Later, cafeterias appeared as well, in 24 cities of the empire: Moscow had 6, St. Petersburg had 5, and Kyiv had 7.

Korney Ivanovich Chukovsky described how Ilya Repin led him into such an exotic place: “There you had to stand in line for a long time—for bread, for dishes, and for some kind of tin tokens… The main draws at this vegetarian canteen were pea cutlets, cabbage, and potatoes. A two-course lunch cost thirty kopecks.”

Repin himself, of course, was absolutely delighted: “The canteen is run impeccably; in the entryway, the cloakroom attendants are not allowed to take any payment. And this has serious meaning, given the special influx here of underfunded students… The walls of all the rooms are covered with photographic portraits of Leo Tolstoy, of different sizes and in different angles and poses. And at the very end of the rooms, on the right—in the reading room—hangs an enormous life-size portrait of L. N. Tolstoy on a gray, dappled horse, riding through the Yasnaya Polyana forest… The selection of dishes is quite sufficient, but that is not the main thing; the main thing is that whatever dish you take is so tasty, fresh, and nourishing that the words slip out of your mouth: why, this is a feast!”

Moscow became the center of vegetarianism in 1909, when the “Moscow Vegetarian Society” was founded; it lasted until 1929.

In the first post-revolutionary years, vegetarianism remained popular. The old cafeterias kept operating, and one new one even opened—in a mansion on Petrovka Street. It was called “Take a Break from Meat.” This was exactly the place frequented by the newlyweds Kalachev, characters in Ilf and Petrov’s novel “The Twelve Chairs.”

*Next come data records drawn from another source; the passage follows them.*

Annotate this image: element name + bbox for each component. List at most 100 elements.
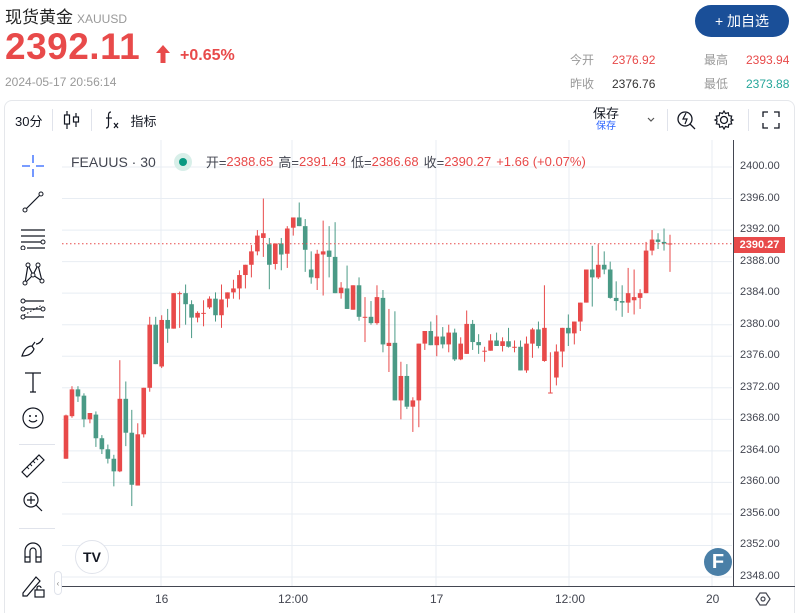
instrument-title: 现货黄金 XAUUSD <box>5 3 127 28</box>
time-axis[interactable] <box>62 586 795 613</box>
axis-settings-icon[interactable] <box>755 591 771 607</box>
change-percent: +0.65% <box>180 47 235 64</box>
time-tick-label: 16 <box>155 592 169 606</box>
price-tick-label: 2396.00 <box>740 191 780 204</box>
chart-pane[interactable] <box>62 140 732 586</box>
price-tick-label: 2400.00 <box>740 160 780 172</box>
series-name: FEAUUS · 30 <box>71 153 156 170</box>
settings-gear-icon[interactable] <box>713 109 735 131</box>
trend-line-tool[interactable] <box>19 188 47 216</box>
zoom-tool[interactable] <box>19 488 47 516</box>
price-tick-label: 2388.00 <box>740 254 780 267</box>
time-tick-label: 12:00 <box>278 592 309 606</box>
stat-high: 最高 2393.94 <box>704 51 789 68</box>
price-tick-label: 2356.00 <box>740 506 780 519</box>
price-tick-label: 2368.00 <box>740 412 780 425</box>
legend-low-value: 2386.68 <box>371 154 419 169</box>
trend-line-icon <box>22 191 44 213</box>
instrument-symbol: XAUUSD <box>77 12 128 26</box>
interval-label: 30分 <box>15 113 43 129</box>
market-status-icon <box>173 152 192 171</box>
ruler-icon <box>21 454 45 478</box>
pencil-lock-icon <box>22 576 45 598</box>
emoji-tool[interactable] <box>19 404 47 432</box>
price-tick-label: 2376.00 <box>740 349 780 362</box>
legend-open-value: 2388.65 <box>226 154 274 169</box>
price-tick-label: 2352.00 <box>740 538 780 551</box>
chart-toolbar: 30分 指标 保存 保存 <box>5 101 794 139</box>
chevron-down-icon[interactable] <box>646 116 656 124</box>
quote-header: 现货黄金 XAUUSD 2392.11 +0.65% 2024-05-17 20:… <box>0 0 798 95</box>
save-button[interactable]: 保存 保存 <box>593 107 619 132</box>
brush-icon <box>21 337 44 357</box>
function-icon <box>106 111 119 129</box>
price-tick-label: 2372.00 <box>740 380 780 393</box>
stat-high-value: 2393.94 <box>746 53 790 67</box>
smiley-icon <box>22 407 44 429</box>
legend-close-value: 2390.27 <box>444 154 492 169</box>
stat-prev-close-label: 昨收 <box>570 77 595 91</box>
candlestick-chart <box>62 140 732 586</box>
indicators-button[interactable]: 指标 <box>92 101 166 139</box>
instrument-name: 现货黄金 <box>5 8 73 27</box>
f-logo-icon[interactable]: F <box>704 548 732 576</box>
stat-open-label: 今开 <box>570 53 595 67</box>
stat-high-label: 最高 <box>704 53 729 67</box>
fullscreen-icon[interactable] <box>761 110 781 130</box>
price-tick-label: 2348.00 <box>740 570 780 583</box>
stat-open-value: 2376.92 <box>612 53 656 67</box>
save-sub-label: 保存 <box>596 121 616 132</box>
crosshair-icon <box>22 155 44 177</box>
zoom-in-icon <box>23 492 43 512</box>
arrow-up-icon <box>156 45 170 63</box>
price-tick-label: 2360.00 <box>740 475 780 488</box>
crosshair-tool[interactable] <box>19 152 47 180</box>
stat-low: 最低 2373.88 <box>704 75 789 92</box>
legend-change: +1.66 (+0.07%) <box>496 154 586 169</box>
price-tick-label: 2392.00 <box>740 223 780 236</box>
stat-low-value: 2373.88 <box>746 77 790 91</box>
parallel-lines-icon <box>20 229 46 250</box>
add-to-watchlist-button[interactable]: + 加自选 <box>695 5 789 37</box>
stat-prev-close-value: 2376.76 <box>612 77 656 91</box>
horizontal-lines-tool[interactable] <box>19 224 47 252</box>
text-icon <box>25 372 41 393</box>
legend-open-label: 开= <box>205 155 227 170</box>
fibonacci-icon <box>20 298 46 320</box>
tradingview-logo[interactable]: TV <box>75 540 109 574</box>
indicators-label: 指标 <box>130 113 157 129</box>
save-label: 保存 <box>593 106 620 121</box>
price-tick-label: 2364.00 <box>740 443 780 456</box>
brush-tool[interactable] <box>19 332 47 360</box>
collapse-toolbar-button[interactable]: ‹ <box>54 571 62 595</box>
legend-close-label: 收= <box>423 155 445 170</box>
text-tool[interactable] <box>19 368 47 396</box>
quick-search-icon[interactable] <box>675 109 697 131</box>
legend-high-value: 2391.43 <box>299 154 346 169</box>
current-price-label: 2390.27 <box>734 237 785 253</box>
drawing-toolbar <box>5 140 57 613</box>
toolbar-divider <box>667 109 668 131</box>
price-tick-label: 2380.00 <box>740 317 780 330</box>
lock-drawings-tool[interactable] <box>19 572 47 600</box>
toolbar-divider <box>19 444 55 445</box>
interval-selector[interactable]: 30分 <box>5 101 52 139</box>
chart-type-button[interactable] <box>53 101 91 139</box>
stat-open: 今开 2376.92 <box>570 51 655 68</box>
time-tick-label: 12:00 <box>555 592 586 606</box>
time-tick-label: 20 <box>706 592 720 606</box>
toolbar-divider <box>52 109 54 131</box>
pattern-icon <box>22 262 45 286</box>
pattern-tool[interactable] <box>19 260 47 288</box>
quote-timestamp: 2024-05-17 20:56:14 <box>5 75 117 89</box>
toolbar-divider <box>91 109 93 131</box>
toolbar-divider <box>748 109 749 131</box>
measure-tool[interactable] <box>19 452 47 480</box>
series-legend: FEAUUS · 30 开= 2388.65 高= 2391.43 低= 2386.6… <box>71 152 591 171</box>
last-price: 2392.11 <box>5 26 141 67</box>
magnet-tool[interactable] <box>19 538 47 566</box>
price-axis[interactable] <box>733 140 795 586</box>
magnet-icon <box>24 542 42 563</box>
legend-low-label: 低= <box>351 155 372 170</box>
fib-tool[interactable] <box>19 296 47 324</box>
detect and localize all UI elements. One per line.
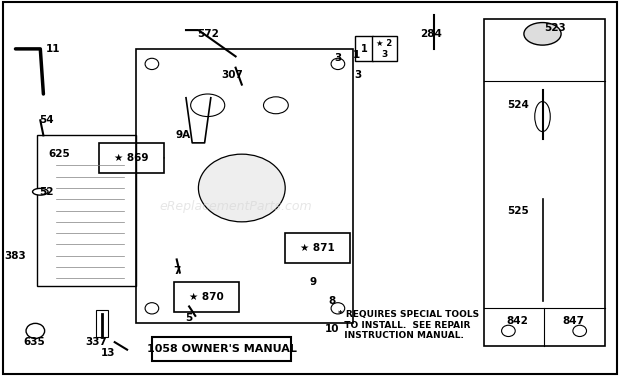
Bar bbox=[152, 337, 291, 361]
Text: 13: 13 bbox=[101, 349, 116, 358]
Text: 842: 842 bbox=[507, 317, 529, 326]
Text: eReplacementParts.com: eReplacementParts.com bbox=[159, 200, 312, 213]
Text: 11: 11 bbox=[45, 44, 60, 54]
Ellipse shape bbox=[198, 154, 285, 222]
Text: 9: 9 bbox=[309, 277, 317, 287]
FancyBboxPatch shape bbox=[99, 143, 164, 173]
Text: * REQUIRES SPECIAL TOOLS
  TO INSTALL.  SEE REPAIR
  INSTRUCTION MANUAL.: * REQUIRES SPECIAL TOOLS TO INSTALL. SEE… bbox=[338, 310, 479, 340]
Ellipse shape bbox=[502, 325, 515, 337]
Text: 7: 7 bbox=[173, 266, 180, 276]
Text: 635: 635 bbox=[23, 337, 45, 347]
Bar bbox=[37, 135, 136, 286]
Text: 3: 3 bbox=[381, 50, 388, 59]
Ellipse shape bbox=[524, 23, 561, 45]
Text: ★ 869: ★ 869 bbox=[115, 153, 149, 163]
Text: 54: 54 bbox=[39, 115, 54, 125]
Text: 8: 8 bbox=[328, 296, 335, 306]
Text: 3: 3 bbox=[355, 70, 362, 80]
Bar bbox=[136, 49, 353, 323]
Text: 52: 52 bbox=[39, 187, 54, 197]
Ellipse shape bbox=[26, 323, 45, 338]
Text: 3: 3 bbox=[334, 53, 342, 63]
Text: 1: 1 bbox=[361, 44, 367, 54]
Text: 847: 847 bbox=[562, 317, 585, 326]
Text: 524: 524 bbox=[507, 100, 529, 110]
Ellipse shape bbox=[573, 325, 587, 337]
Text: 337: 337 bbox=[85, 337, 107, 347]
Ellipse shape bbox=[145, 58, 159, 70]
Text: 284: 284 bbox=[420, 29, 442, 39]
Text: 9A: 9A bbox=[175, 130, 190, 140]
Ellipse shape bbox=[145, 303, 159, 314]
Text: 383: 383 bbox=[4, 251, 27, 261]
Text: 572: 572 bbox=[197, 29, 219, 39]
Text: 307: 307 bbox=[221, 70, 244, 80]
Bar bbox=[96, 310, 108, 337]
Text: 625: 625 bbox=[48, 149, 70, 159]
Ellipse shape bbox=[33, 188, 48, 195]
Text: ★ 870: ★ 870 bbox=[188, 292, 224, 302]
Text: 1: 1 bbox=[353, 50, 360, 59]
Ellipse shape bbox=[264, 97, 288, 114]
FancyBboxPatch shape bbox=[174, 282, 239, 312]
Text: 525: 525 bbox=[507, 206, 529, 215]
Ellipse shape bbox=[534, 102, 551, 132]
Text: ★ 2: ★ 2 bbox=[376, 39, 392, 48]
Text: 5: 5 bbox=[185, 313, 193, 323]
Bar bbox=[372, 36, 397, 61]
Ellipse shape bbox=[331, 58, 345, 70]
Text: 1058 OWNER'S MANUAL: 1058 OWNER'S MANUAL bbox=[147, 344, 296, 354]
FancyBboxPatch shape bbox=[285, 233, 350, 263]
Bar bbox=[355, 36, 373, 61]
Ellipse shape bbox=[331, 303, 345, 314]
Bar bbox=[484, 19, 604, 346]
Text: 10: 10 bbox=[324, 324, 339, 334]
Text: 523: 523 bbox=[544, 23, 566, 33]
Text: ★ 871: ★ 871 bbox=[300, 243, 335, 253]
Ellipse shape bbox=[190, 94, 225, 117]
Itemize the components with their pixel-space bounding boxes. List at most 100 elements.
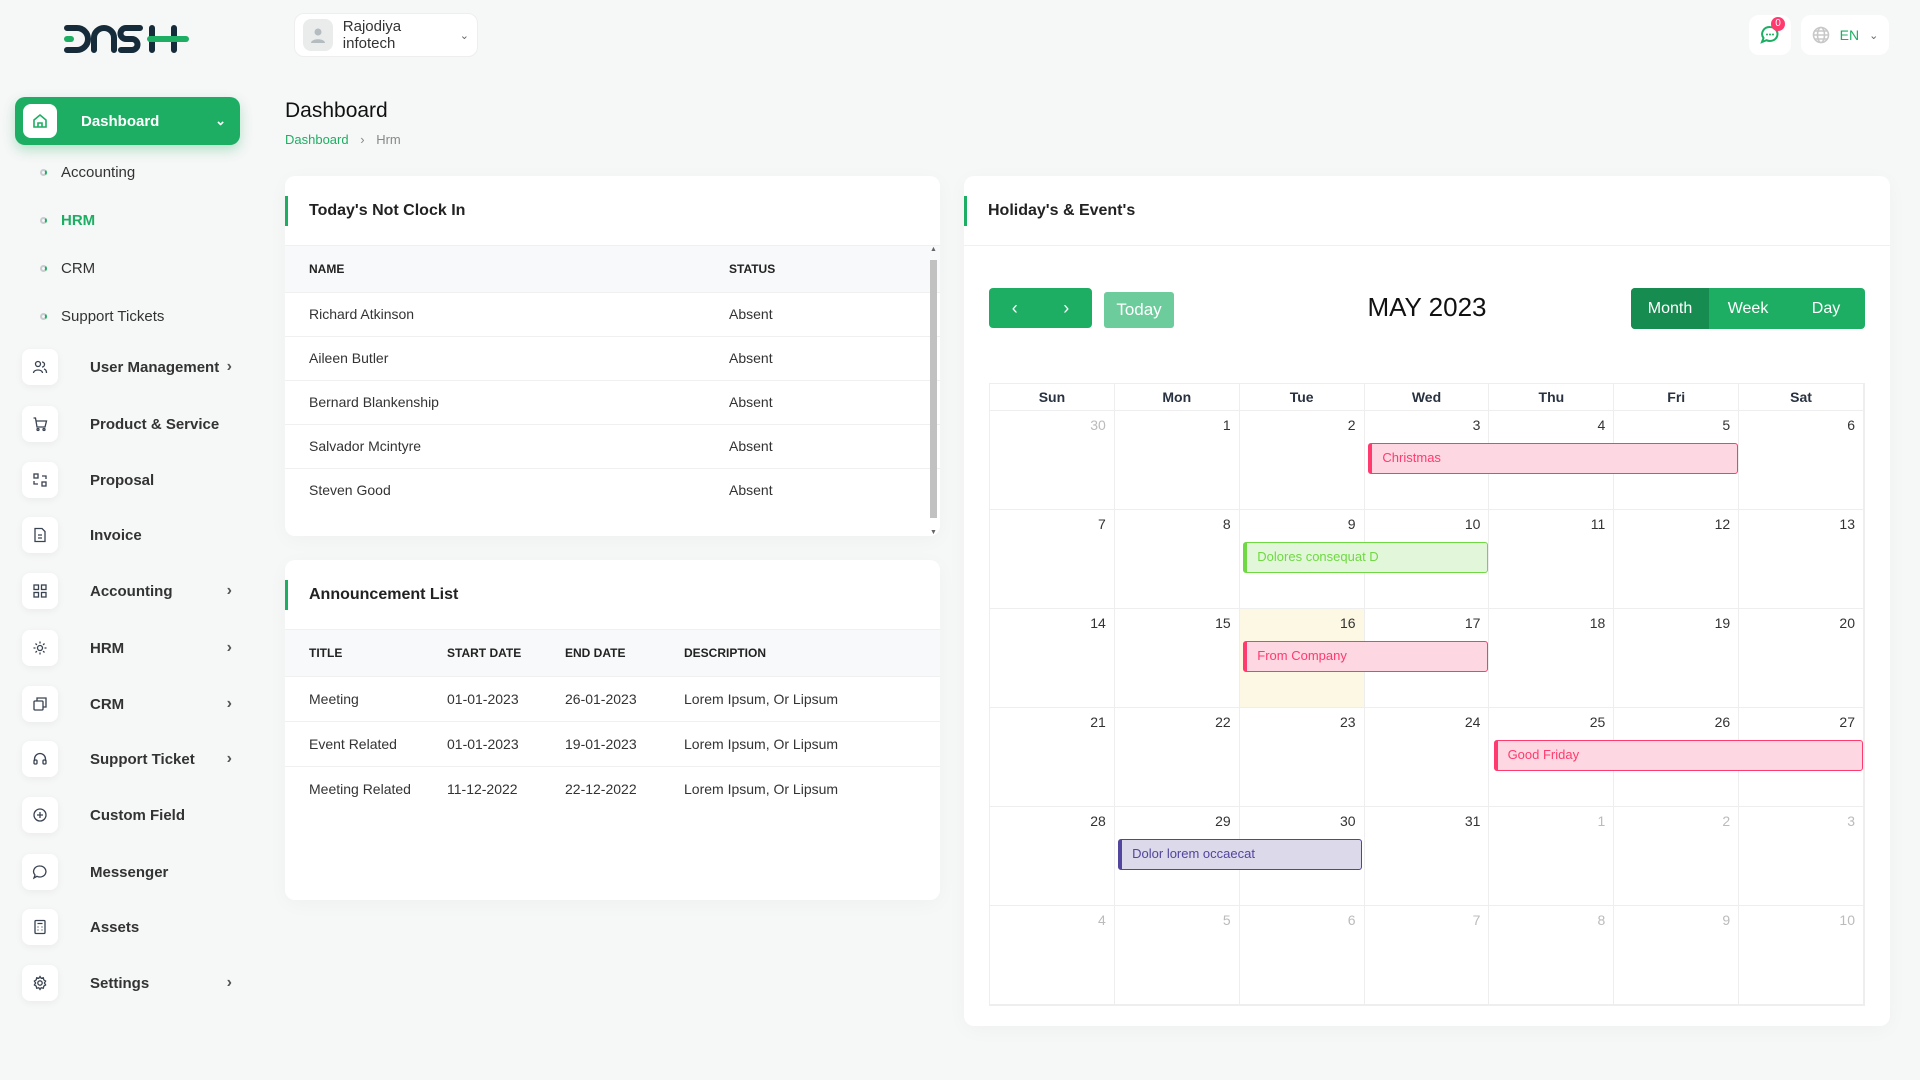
name-cell: Aileen Butler — [285, 335, 705, 380]
calendar-day[interactable]: 2 — [1240, 411, 1365, 509]
not-clock-in-table: NAME STATUS Richard Atkinson Absent Aileen B… — [285, 246, 940, 512]
sidebar-item-custom-field[interactable]: Custom Field — [22, 797, 232, 833]
calendar-day[interactable]: 28 — [990, 807, 1115, 905]
sidebar-item-label: Settings — [90, 974, 150, 992]
name-cell: Richard Atkinson — [285, 291, 705, 336]
calendar-day[interactable]: 30 — [1240, 807, 1365, 905]
calendar-event[interactable]: Christmas — [1368, 443, 1738, 474]
calendar-day[interactable]: 9 — [1614, 906, 1740, 1004]
weekday-header: Fri — [1614, 384, 1740, 411]
calendar-day[interactable]: 5 — [1614, 411, 1740, 509]
sidebar-item-label: User Management — [90, 358, 220, 376]
messages-button[interactable]: 0 — [1749, 15, 1791, 55]
calendar-day[interactable]: 14 — [990, 609, 1115, 707]
calendar-day[interactable]: 7 — [990, 510, 1115, 608]
calendar-day[interactable]: 7 — [1365, 906, 1490, 1004]
sidebar-item-invoice[interactable]: Invoice — [22, 517, 232, 553]
breadcrumb-dashboard[interactable]: Dashboard — [285, 132, 349, 147]
sidebar-item-assets[interactable]: Assets — [22, 909, 232, 945]
sidebar-subitem-hrm[interactable]: HRM — [40, 212, 95, 229]
sidebar-item-label: Support Ticket — [90, 750, 195, 768]
calendar-day[interactable]: 1 — [1489, 807, 1615, 905]
calendar-day[interactable]: 31 — [1365, 807, 1490, 905]
card-title: Today's Not Clock In — [285, 176, 940, 246]
calendar-card: Holiday's & Event's ‹ › Today MAY 2023 M… — [964, 176, 1890, 1026]
calendar-day[interactable]: 6 — [1240, 906, 1365, 1004]
prev-month-button[interactable]: ‹ — [1011, 297, 1018, 318]
company-switcher[interactable]: Rajodiya infotech ⌄ — [294, 13, 478, 57]
calendar-day[interactable]: 22 — [1115, 708, 1240, 806]
calendar-day[interactable]: 21 — [990, 708, 1115, 806]
calendar-event[interactable]: Dolores consequat D — [1243, 542, 1488, 573]
calendar-day[interactable]: 3 — [1739, 807, 1864, 905]
dash-logo[interactable] — [64, 24, 190, 59]
sidebar-item-dashboard[interactable]: Dashboard ⌄ — [15, 97, 240, 145]
title-cell: Meeting — [285, 675, 447, 721]
sidebar-subitem-crm[interactable]: CRM — [40, 260, 95, 277]
calendar-day[interactable]: 4 — [990, 906, 1115, 1004]
calendar-day[interactable]: 10 — [1365, 510, 1490, 608]
company-name: Rajodiya infotech — [342, 18, 402, 52]
calendar-day[interactable]: 11 — [1489, 510, 1615, 608]
today-button[interactable]: Today — [1104, 292, 1174, 328]
bullet-icon — [40, 169, 47, 176]
table-row: Event Related 01-01-2023 19-01-2023 Lorem I… — [285, 720, 940, 766]
calendar-day[interactable]: 27 — [1739, 708, 1864, 806]
sidebar-subitem-support-tickets[interactable]: Support Tickets — [40, 308, 164, 325]
calendar-day[interactable]: 19 — [1614, 609, 1740, 707]
invoice-icon — [22, 517, 58, 553]
chevron-down-icon: ⌄ — [215, 113, 226, 128]
chevron-down-icon: ⌄ — [1869, 29, 1879, 42]
end-date-cell: 26-01-2023 — [565, 675, 684, 721]
chevron-down-icon: ⌄ — [459, 29, 469, 42]
scrollbar[interactable]: ▲ ▼ — [930, 246, 937, 536]
calendar-day[interactable]: 8 — [1489, 906, 1615, 1004]
weekday-header: Thu — [1489, 384, 1615, 411]
sidebar-item-proposal[interactable]: Proposal — [22, 462, 232, 498]
scrollbar-thumb[interactable] — [930, 260, 937, 518]
calendar-day[interactable]: 23 — [1240, 708, 1365, 806]
calendar-day[interactable]: 17 — [1365, 609, 1490, 707]
sidebar-item-crm[interactable]: CRM › — [22, 686, 232, 722]
sidebar-item-product-service[interactable]: Product & Service — [22, 406, 232, 442]
calendar-day[interactable]: 8 — [1115, 510, 1240, 608]
calendar-day[interactable]: 20 — [1739, 609, 1864, 707]
gear-icon — [22, 965, 58, 1001]
announcement-table: TITLE START DATE END DATE DESCRIPTION Me… — [285, 630, 940, 811]
calendar-day[interactable]: 10 — [1739, 906, 1864, 1004]
sidebar-item-hrm[interactable]: HRM › — [22, 630, 232, 666]
sidebar-item-support-ticket[interactable]: Support Ticket › — [22, 741, 232, 777]
sidebar-item-settings[interactable]: Settings › — [22, 965, 232, 1001]
language-code: EN — [1839, 27, 1860, 43]
crm-icon — [22, 686, 58, 722]
calendar-day[interactable]: 13 — [1739, 510, 1864, 608]
calendar-day[interactable]: 5 — [1115, 906, 1240, 1004]
sidebar-item-messenger[interactable]: Messenger — [22, 854, 232, 890]
calendar-day[interactable]: 12 — [1614, 510, 1740, 608]
sidebar-subitem-accounting[interactable]: Accounting — [40, 164, 135, 181]
language-selector[interactable]: EN ⌄ — [1801, 15, 1889, 55]
sidebar-item-label: Product & Service — [90, 415, 220, 433]
calendar-event[interactable]: Good Friday — [1493, 740, 1863, 771]
calendar-day[interactable]: 6 — [1739, 411, 1864, 509]
view-day-button[interactable]: Day — [1811, 299, 1841, 317]
calendar-week: 4 5 6 7 8 9 10 — [990, 906, 1864, 1005]
headset-icon — [22, 741, 58, 777]
calendar-event[interactable]: Dolor lorem occaecat — [1118, 839, 1363, 870]
sidebar-item-user-management[interactable]: User Management › — [22, 349, 232, 385]
calendar-event[interactable]: From Company — [1243, 641, 1488, 672]
calendar-day[interactable]: 24 — [1365, 708, 1490, 806]
next-month-button[interactable]: › — [1063, 297, 1070, 318]
page-title: Dashboard — [285, 99, 388, 122]
view-month-button[interactable]: Month — [1631, 288, 1709, 329]
calendar-day[interactable]: 2 — [1614, 807, 1740, 905]
calendar-day[interactable]: 18 — [1489, 609, 1615, 707]
calendar-day[interactable]: 15 — [1115, 609, 1240, 707]
home-icon — [23, 104, 57, 138]
view-week-button[interactable]: Week — [1727, 299, 1769, 317]
col-title: TITLE — [285, 630, 447, 676]
sidebar-item-accounting[interactable]: Accounting › — [22, 573, 232, 609]
calendar-day[interactable]: 30 — [990, 411, 1115, 509]
calendar-day[interactable]: 1 — [1115, 411, 1240, 509]
table-row: Meeting 01-01-2023 26-01-2023 Lorem Ipsum, … — [285, 675, 940, 721]
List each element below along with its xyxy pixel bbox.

But gradually, vegetarians began to be viewed with suspicion. No wonder: suspicion was aroused by anything that stood out, even slightly, from the plain, mainstream trends. The canteens began to be renamed “dietetic” (that is how the word was spelled at the time), and then they were closed altogether or squeezed out by rent. Societies were dissolved, and their activists were arrested. Later, vegetarianism was banned as harmful food unsuitable for the Soviet person.

In 1951, in Volume 7 of the second edition of the Great Soviet Encyclopedia, “Varioloid – Vibrator,” it was officially stated: “Vegetarianism, based on false hypotheses and ideas, has no adherents in the Soviet Union.”